La directrice de l’observatoire des précarités estime que l’État doit non seulement venir en aide aux personnes les plus démunies, mais aussi agir de manière préventive pour aider la classe moyenne inférieure qui peine à joindre les deux bouts, avant qu’elle ne bascule dans la pauvreté.

«La politique familiale est le parent pauvre de notre système social», critique, de son côté, Philippe Gnaegi. Le directeur de Pro Familia préconise de généraliser les prestations complémentaires pour les familles, en vigueur dans quatre cantons. Il s’agit d’un soutien financier qui s’adresse aux familles qui travaillent, mais ne parviennent pas à couvrir les besoins essentiels de leur ménage, entre autres les frais de maladie.

>> Quelles sont les mesures à prendre pour lutter contre la hausse du coût de la vie en Suisse? La recette des parlementaires des différents partis:

Des mesures doivent également être prises pour faciliter la conciliation entre vie privée et vie professionnelle, considère Philippe Gnaegi. Il rappelle que six femmes sur dix occupent un emploi à temps partiel en Suisse, un taux quasiment record en Europe. «Nous devons créer davantage de structures d’accueil de la petite enfance, veiller à limiter leur coût et à garantir la qualité de la prise en charge», affirme le directeur de Pro Familia.

Il considère ainsi que le projet accepté en mars par le Conseil national (Chambre basse du Parlement) en matière d’accueil extrafamilial est un pas dans la bonne direction. Celui-ci prévoit d’octroyer une aide pour chaque enfant gardé par des tiers de leur naissance à la fin du primaire.

Le casse-tête des coûts de la santé

«Il y a deux éléments qui pèsent très fortement sur le budget des ménages: le loyer et l’assurance maladie. Ce sont les premières causes d’endettement», analyse Emilie Rosenstein.
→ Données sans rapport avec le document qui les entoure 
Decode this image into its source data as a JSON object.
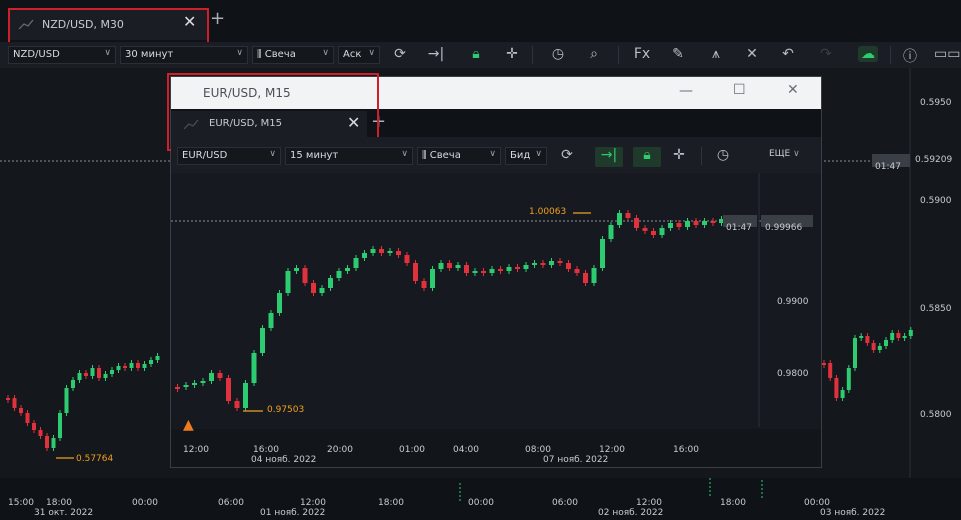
{
  "main": {
    "tab_title": "NZD/USD, M30",
    "symbol": "NZD/USD",
    "timeframe": "30 минут",
    "chart_type": "Свеча",
    "price_side": "Аск",
    "price_labels": [
      "0.5950",
      "0.5900",
      "0.5850",
      "0.5800"
    ],
    "current_time_tag": "01:47",
    "current_price_tag": "0.59209",
    "low_marker": "0.57764",
    "time_labels": [
      {
        "t": "15:00",
        "d": ""
      },
      {
        "t": "18:00",
        "d": "31 окт. 2022"
      },
      {
        "t": "00:00",
        "d": ""
      },
      {
        "t": "06:00",
        "d": ""
      },
      {
        "t": "12:00",
        "d": "01 нояб. 2022"
      },
      {
        "t": "18:00",
        "d": ""
      },
      {
        "t": "00:00",
        "d": ""
      },
      {
        "t": "06:00",
        "d": ""
      },
      {
        "t": "12:00",
        "d": "02 нояб. 2022"
      },
      {
        "t": "18:00",
        "d": ""
      },
      {
        "t": "00:00",
        "d": "03 нояб. 2022"
      }
    ]
  },
  "float": {
    "window_title": "EUR/USD, M15",
    "tab_title": "EUR/USD, M15",
    "symbol": "EUR/USD",
    "timeframe": "15 минут",
    "chart_type": "Свеча",
    "price_side": "Бид",
    "more_label": "ЕЩЕ",
    "price_labels": [
      "0.9900",
      "0.9800"
    ],
    "current_time_tag": "01:47",
    "current_price_tag": "0.99966",
    "high_marker": "1.00063",
    "low_marker": "0.97503",
    "time_labels": [
      {
        "t": "12:00",
        "d": ""
      },
      {
        "t": "16:00",
        "d": "04 нояб. 2022"
      },
      {
        "t": "20:00",
        "d": ""
      },
      {
        "t": "01:00",
        "d": ""
      },
      {
        "t": "04:00",
        "d": ""
      },
      {
        "t": "08:00",
        "d": ""
      },
      {
        "t": "12:00",
        "d": "07 нояб. 2022"
      },
      {
        "t": "16:00",
        "d": ""
      }
    ]
  },
  "colors": {
    "up": "#2ecc71",
    "down": "#e0323c",
    "marker": "#f0a020",
    "highlight": "#d01e2a"
  }
}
Elle constate que près d’un tiers des coûts de la santé sont désormais assumés par les individus eux-mêmes. «Cette situation est problématique, car ce taux est presque deux fois plus élevé que la moyenne des pays de l’Organisation de coopération et de développement économiques (OCDE) et il va continuer à augmenter», précise la directrice de l’Observatoire des précarités.

Philippe Gnaegi plaide pour limiter les primes d’assurance maladie à 10% du revenu des ménages. Un tel dispositif est déjà en place dans le canton de Vaud. Le Parti socialiste a déposé une initiative pour généraliser ce système. Le texte ne convainc toutefois pour l’heure ni le gouvernement ni le Parlement, qui souhaitent lui opposer un contre-projet.

De son côté, le surveillant des prix de la Confédération, Stefan Meierhans, estime que les Suisses ne font pas encore suffisamment jouer la concurrence.

>> Comment régler les problèmes de l’augmentation des coûts de la vie en Suisse? La réponse de Stefan Meierhans:

Emilie Rosenstein ne partage pas l’avis de «Monsieur Prix»: «Faire jouer la concurrence peut aider certaines personnes, mais cela ne va pas soulager celles qui font face à d’importantes difficultés». À ses yeux, il faut plutôt régler le problème du non-recours aux prestations sociales. De nombreuses personnes qui auraient droit à des prestations complémentaires à l’Assurance vieillesse et survivant (AVS) ou à l’Assurance invalidité (AI) n’y recourent pas, souvent parce qu’elles ne connaissent pas le système. «Il faut diriger ces personnes vers les solutions existantes», estime Emilie Rosenstein. 

L’expatriation, comme dernier recours?

À l’âge de la retraite, de plus en plus de Suisses choisissent de s’expatrier. Les personnes de plus de 65 ans représentent environ 10% du total des émigrations. Si leurs motivations ne sont pas connues, nombreuses sont celles qui le font pour des raisons financières, comme nous l’avions relaté dans cet article.

«Avec notre système de retraites qui repose beaucoup sur la prévoyance individuelle, certaines personnes se retrouvent dans des situations difficiles après avoir travaillé toute leur vie», constate Emilie Rosenstein. L’expatriation peut ainsi être un moyen de préserver une forme de dignité et d’éviter de devoir demander des aides, analyse la directrice de l’observatoire des précarités.